When I am reviewing a veteran’s file to determine if I can help, a VA notation that a claim has been denied because the veteran had a pre-existing disease or disability prior to service is a red flag to me that the VA has probably made an error in evaluating the case. More often than not in these cases, the VA has failed to properly apply the law.
So, let’s start with the law. The VA is perfectly within its rights to deny service connection if a disease or disability actually did exist prior to entry into the military (sometimes this is noted in the file as EPTE—existing prior to entrance) and was not worsened by the veteran’s service. But this isn’t something that can be done lightly. The law is written to favor the veteran. To start with, veterans are entitled to a presumption of soundness. This means that unless the veteran’s entrance examination into the military specifically notes that there is a pre-existing condition, VA must presume that the veteran did not have a pre-existing condition. If the veteran then develops a disability or disease during service, VA must presume that the condition is service-connected unless VA can show evidence that it is not.
It’s important to know that in this situation, where there is no notation of a pre-existing condition on entrance but the veteran develops one during service, the veteran is not required to prove the origins of that disability. Once the presumption of soundness attaches to a case, the veteran does not have to prove he was in sound condition, it is the VA which has to prove that he or she was NOT in sound condition. And unlike the standard for evidence supplied by the veteran…where the veteran only has to show that something is 50/50 or “as likely as not,” the VA has to provide evidence that is “clear and unmistakable,” about which there can be no debate. In other words, if there is evidence to support a finding that the condition pre-existed service, along with other evidence that shows that the condition did NOT pre-exist service, the VA’s evidence is not undebatable and cannot be used to rebut the presumption of soundness. The VA can only overturn the presumption of soundness by providing clear and unmistakable evidence that the condition pre-existed service and was not aggravated or worsened by service.

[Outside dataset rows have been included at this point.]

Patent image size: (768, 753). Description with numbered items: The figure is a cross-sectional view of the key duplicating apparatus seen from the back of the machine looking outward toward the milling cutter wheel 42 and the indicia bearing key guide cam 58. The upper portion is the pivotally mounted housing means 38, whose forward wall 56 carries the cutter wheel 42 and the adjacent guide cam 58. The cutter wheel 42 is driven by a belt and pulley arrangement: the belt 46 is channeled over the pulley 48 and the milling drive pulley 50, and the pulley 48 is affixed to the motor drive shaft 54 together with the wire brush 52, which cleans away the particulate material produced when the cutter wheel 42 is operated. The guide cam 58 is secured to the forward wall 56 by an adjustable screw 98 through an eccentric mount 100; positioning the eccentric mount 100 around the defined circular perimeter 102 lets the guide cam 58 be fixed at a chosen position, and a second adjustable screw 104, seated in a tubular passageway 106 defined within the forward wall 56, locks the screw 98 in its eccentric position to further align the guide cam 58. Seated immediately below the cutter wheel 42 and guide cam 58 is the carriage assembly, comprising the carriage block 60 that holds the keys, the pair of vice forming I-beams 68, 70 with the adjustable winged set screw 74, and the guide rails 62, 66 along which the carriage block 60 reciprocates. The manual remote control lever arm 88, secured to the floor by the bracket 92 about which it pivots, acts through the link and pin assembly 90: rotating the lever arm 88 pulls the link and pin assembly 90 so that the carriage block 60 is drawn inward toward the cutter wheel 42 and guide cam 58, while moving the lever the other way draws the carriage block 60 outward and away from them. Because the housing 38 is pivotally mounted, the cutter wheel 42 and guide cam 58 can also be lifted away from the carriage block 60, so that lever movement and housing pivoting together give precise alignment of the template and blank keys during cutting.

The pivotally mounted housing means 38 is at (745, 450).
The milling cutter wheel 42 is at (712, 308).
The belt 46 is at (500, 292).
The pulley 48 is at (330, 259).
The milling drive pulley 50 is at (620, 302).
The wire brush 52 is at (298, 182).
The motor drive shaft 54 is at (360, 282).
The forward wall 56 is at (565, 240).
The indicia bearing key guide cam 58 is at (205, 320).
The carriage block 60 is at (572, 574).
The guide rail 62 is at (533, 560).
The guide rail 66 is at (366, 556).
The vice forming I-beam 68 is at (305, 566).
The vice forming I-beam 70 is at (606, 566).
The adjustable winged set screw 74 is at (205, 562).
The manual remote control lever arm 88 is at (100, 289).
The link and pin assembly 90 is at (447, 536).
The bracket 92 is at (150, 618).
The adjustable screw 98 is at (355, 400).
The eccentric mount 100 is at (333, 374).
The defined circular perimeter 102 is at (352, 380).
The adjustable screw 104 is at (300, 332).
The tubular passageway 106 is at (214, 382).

There are exceptions—conditions which, by their nature, can be deemed to have pre-existed service. If a service member is diagnosed with a congenital defect in service (assuming that the diagnosis is correct), one which is known to be something that a person is born with, the VA may bypass the presumption of soundness. For instance, VA does not grant service connection for personality disorders which are known to be lifelong conditions, nor will it grant service connection for a birth defect or a congenital or developmental defect. A congenital defect is one which does not change and which is not capable of being caused of aggravated by the veteran’s circumstances or surroundings. There is a difference, however between a congenital defect and a congenital disease. A disease can, under the VA’s definition, change and deteriorate in response to the veteran’s circumstances and is entitled to the presumption of soundness if not noted in the entrance examination.

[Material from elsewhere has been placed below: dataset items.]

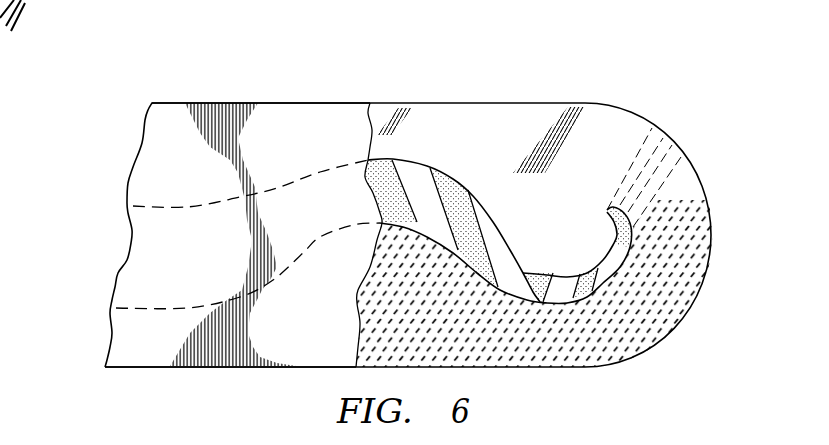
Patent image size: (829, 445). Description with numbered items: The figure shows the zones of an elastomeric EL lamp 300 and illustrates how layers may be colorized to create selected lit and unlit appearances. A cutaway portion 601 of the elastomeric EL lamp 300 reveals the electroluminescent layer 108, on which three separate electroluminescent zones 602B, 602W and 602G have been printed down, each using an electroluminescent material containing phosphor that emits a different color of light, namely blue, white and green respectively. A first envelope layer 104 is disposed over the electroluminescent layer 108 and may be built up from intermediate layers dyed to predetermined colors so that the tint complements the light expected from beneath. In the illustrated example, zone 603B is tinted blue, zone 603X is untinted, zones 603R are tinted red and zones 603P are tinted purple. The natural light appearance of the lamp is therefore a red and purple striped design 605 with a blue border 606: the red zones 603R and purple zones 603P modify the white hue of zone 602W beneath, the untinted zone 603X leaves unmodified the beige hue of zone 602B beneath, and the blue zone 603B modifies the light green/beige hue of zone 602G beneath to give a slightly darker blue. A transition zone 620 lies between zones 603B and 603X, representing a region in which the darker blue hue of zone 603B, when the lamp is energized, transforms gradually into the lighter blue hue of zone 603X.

The elastomeric EL lamp 300 is at (550, 66).
The cutaway portion 601 is at (203, 96).
The electroluminescent zone (blue) 602B is at (167, 151).
The electroluminescent zone (white) 602W is at (143, 261).
The electroluminescent zone (green) 602G is at (248, 332).
The electroluminescent layer 108 is at (163, 350).
The first envelope layer 104 is at (435, 344).
The purple-tinted zones 603P is at (410, 172).
The red-tinted zones 603R is at (593, 277).
The untinted zone 603X is at (603, 130).
The red and purple striped design 605 is at (607, 210).
The transition zone 620 is at (672, 147).
The blue border 606 is at (675, 320).
The blue-tinted zone 603B is at (596, 338).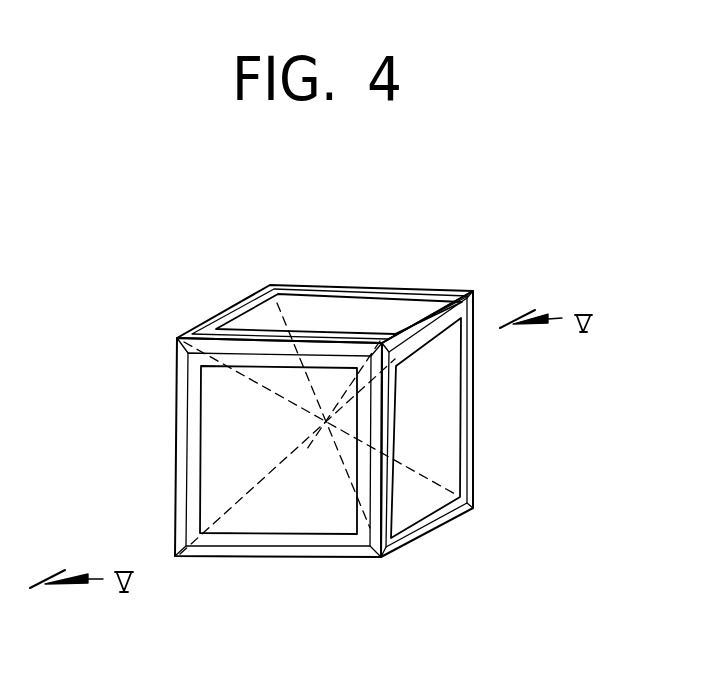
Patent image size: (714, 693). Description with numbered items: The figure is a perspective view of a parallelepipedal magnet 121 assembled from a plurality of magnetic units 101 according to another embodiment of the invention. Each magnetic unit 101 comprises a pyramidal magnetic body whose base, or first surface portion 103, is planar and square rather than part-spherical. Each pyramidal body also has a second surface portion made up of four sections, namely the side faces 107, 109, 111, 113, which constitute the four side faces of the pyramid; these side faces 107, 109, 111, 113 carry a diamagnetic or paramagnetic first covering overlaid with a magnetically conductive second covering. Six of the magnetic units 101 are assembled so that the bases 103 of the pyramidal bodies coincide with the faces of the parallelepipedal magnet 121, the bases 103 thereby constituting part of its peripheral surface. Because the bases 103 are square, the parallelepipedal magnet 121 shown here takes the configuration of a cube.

The parallelepipedal magnet 121 is at (440, 252).
The magnetic unit 101 is at (447, 470).
The base 103 is at (443, 390).
The side face 107 is at (223, 430).
The side face 109 is at (302, 502).
The side face 111 is at (397, 513).
The side face 113 is at (278, 378).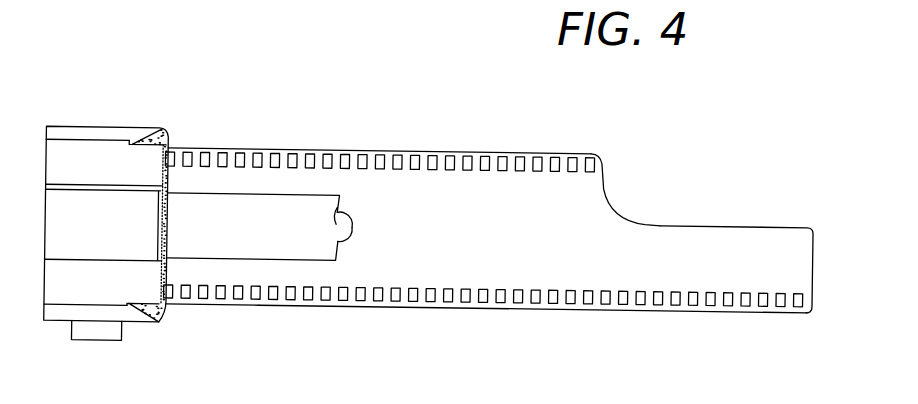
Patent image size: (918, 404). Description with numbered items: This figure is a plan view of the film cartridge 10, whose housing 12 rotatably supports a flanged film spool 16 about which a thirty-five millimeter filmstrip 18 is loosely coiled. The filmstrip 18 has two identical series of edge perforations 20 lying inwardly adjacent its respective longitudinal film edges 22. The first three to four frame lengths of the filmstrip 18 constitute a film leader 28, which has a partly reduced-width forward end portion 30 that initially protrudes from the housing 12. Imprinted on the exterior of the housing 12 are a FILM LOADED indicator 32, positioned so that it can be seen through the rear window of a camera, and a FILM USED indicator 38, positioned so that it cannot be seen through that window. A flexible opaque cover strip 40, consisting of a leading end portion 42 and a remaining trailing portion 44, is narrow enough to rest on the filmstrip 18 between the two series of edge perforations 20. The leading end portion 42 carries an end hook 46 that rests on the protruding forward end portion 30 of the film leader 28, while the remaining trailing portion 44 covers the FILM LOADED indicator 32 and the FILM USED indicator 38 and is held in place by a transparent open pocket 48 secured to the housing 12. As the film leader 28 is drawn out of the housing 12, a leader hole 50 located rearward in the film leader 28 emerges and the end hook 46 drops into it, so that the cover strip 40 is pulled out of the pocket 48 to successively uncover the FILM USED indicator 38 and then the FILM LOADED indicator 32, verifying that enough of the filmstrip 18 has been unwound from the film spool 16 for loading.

The film cartridge 10 is at (115, 115).
The housing 12 is at (76, 140).
The flanged film spool 16 is at (118, 333).
The filmstrip 18 is at (228, 322).
The edge perforations 20 is at (333, 150).
The longitudinal film edges 22 is at (387, 148).
The film leader 28 is at (548, 190).
The forward end portion 30 is at (658, 266).
The FILM LOADED indicator 32 is at (145, 224).
The FILM USED indicator 38 is at (72, 208).
The cover strip 40 is at (232, 178).
The leading end portion 42 is at (336, 220).
The remaining trailing portion 44 is at (277, 257).
The end hook 46 is at (355, 226).
The transparent open pocket 48 is at (96, 262).
The leader hole 50 is at (352, 240).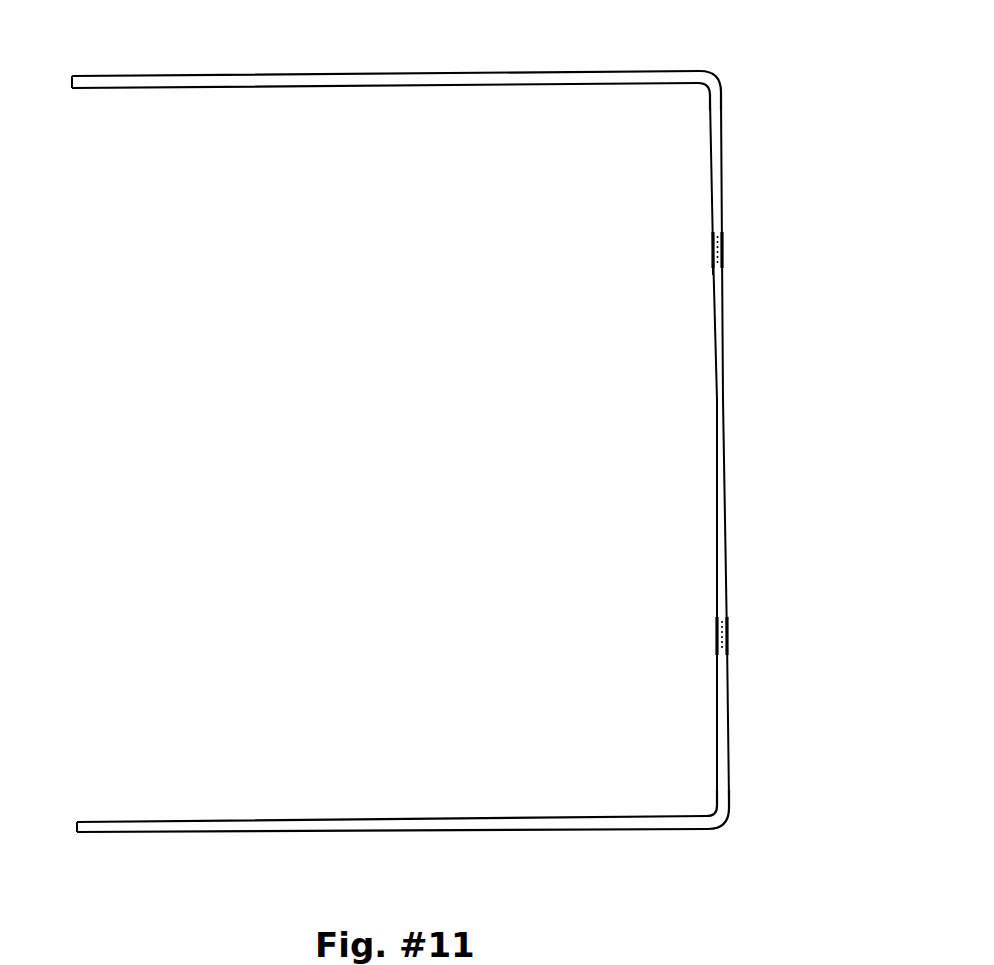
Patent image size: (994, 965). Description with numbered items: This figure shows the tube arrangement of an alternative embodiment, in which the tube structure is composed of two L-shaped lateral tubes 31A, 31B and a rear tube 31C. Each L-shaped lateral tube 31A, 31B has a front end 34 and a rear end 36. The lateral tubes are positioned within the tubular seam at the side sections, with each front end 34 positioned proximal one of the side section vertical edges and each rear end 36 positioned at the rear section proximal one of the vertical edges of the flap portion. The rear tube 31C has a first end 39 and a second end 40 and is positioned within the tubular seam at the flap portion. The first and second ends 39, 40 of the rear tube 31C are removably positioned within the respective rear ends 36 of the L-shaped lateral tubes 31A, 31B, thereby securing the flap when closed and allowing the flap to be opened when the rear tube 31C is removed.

Even if a condition was noted on the entrance examination, though, this doesn’t necessarily mean that it cannot be service connected. VA must also consider whether that condition was aggravated by service. If a veteran’s condition gets worse during service, a veteran is entitled to a presumption of aggravation—in other words, the worsening or aggravation is presumed to have been caused by the veteran’s military service unless evidence shows that the disability would have naturally worsened in the same degree no matter what the circumstances. So, if a veteran’s entrance medical examination shows that the veteran has a pre-existing disability which is asymptomatic, and yet he or she leaves the service with a permanently worsened condition, unless there is evidence to the contrary, VA must assume that the condition was worsened by the veteran’s service. For instance, a veteran who exhibits symptoms of mild depression upon entrance into service but leaves the service with a major depressive disorder and constant suicidal ideation might still be able to service connect that condition if there is a medical determination that the condition permanently worsened during service.
We often find that the VA fails to apply the law correctly in regard to the presumption of soundness, so if the VA denies your claim based on a pre-existing condition, take a second look at the decision to see if the VA has proved, with clear and unmistakable evidence, that the condition did exist prior to service. If VA has failed to provide that evidence, then you should appeal the decision. If the VA didn’t provide that evidence, it may be (and often is) because there is no such evidence to be had.